The projects selected for awards that Litster’s lab is a project partner on include:

High Volume Fuel Cell Manufacturing, Stack Assembly, and Final Test [Project lead: Plug Power Inc., $30M]

This project will enable additional domestic manufacturing capacity of 20,000 fuel cell stacks per year from a global leader in clean hydrogen technologies. The project will demonstrate an innovative expansion of their current manufacturing line.

Durable, High Specific Power OER Catalyst/Electrodes for PEM Water Electrolyzers [Project lead: 3M Company, $5M]

This project will develop catalysts with low-precious metal loadings for proton exchange membrane electrolyzers. These developments will enable catalyst cost reduction while maintaining performance and durability.

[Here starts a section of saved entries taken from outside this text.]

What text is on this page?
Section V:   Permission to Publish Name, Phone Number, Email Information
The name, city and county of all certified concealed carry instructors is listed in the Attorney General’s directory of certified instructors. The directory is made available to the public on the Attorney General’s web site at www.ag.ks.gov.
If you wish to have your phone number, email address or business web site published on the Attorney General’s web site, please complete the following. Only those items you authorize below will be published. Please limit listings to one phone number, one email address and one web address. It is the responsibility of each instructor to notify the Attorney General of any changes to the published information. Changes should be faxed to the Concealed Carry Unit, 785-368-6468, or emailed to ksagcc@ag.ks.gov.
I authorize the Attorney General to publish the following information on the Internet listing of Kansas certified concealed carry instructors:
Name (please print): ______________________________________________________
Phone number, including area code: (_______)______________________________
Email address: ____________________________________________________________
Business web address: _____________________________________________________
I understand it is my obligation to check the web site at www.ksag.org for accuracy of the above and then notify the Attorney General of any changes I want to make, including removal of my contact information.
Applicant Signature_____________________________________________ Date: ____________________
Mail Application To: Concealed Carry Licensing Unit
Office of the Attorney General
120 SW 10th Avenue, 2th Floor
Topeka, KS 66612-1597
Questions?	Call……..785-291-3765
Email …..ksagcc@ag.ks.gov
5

Towards Scalable Manufacture of Low Iridium Loading Catalyst for Durable PEM Water Electrolyzers (PEM-WE) [Project lead: Stanford University, $3M]

This project will use theory to guide development of non-precious metal catalyst supports for proton exchange membrane electrolyzers that can enable cost reduction without sacrificing performance and durability.

U.S.-Based Advanced Catalyst Manufacturing [Lead: pH Matter LLC, $7.2M]

This project will build on catalyst technology advancements to scale-up materials for use in the heavy-duty transportation market. The project will improve the domestic manufacturing base for catalysts and demonstrate the capability to meet DOE manufacturing capacity targets.

Advanced Electrolysis Cell Components Designed for Assembly [Project lead: Power to Hydrogen LLC, $6.6M]

This project will further develop and scale-up a proven advanced liquid alkaline electrolyzer cell design that meets DOE performance targets while utilizing low-cost components. Components will be designed for GW-scale manufacturing and assembly while scaling the cell size. Developments will be applicable to a broad set of alkaline electrolyzer designs, helping to establish a U.S.-based component supply chain.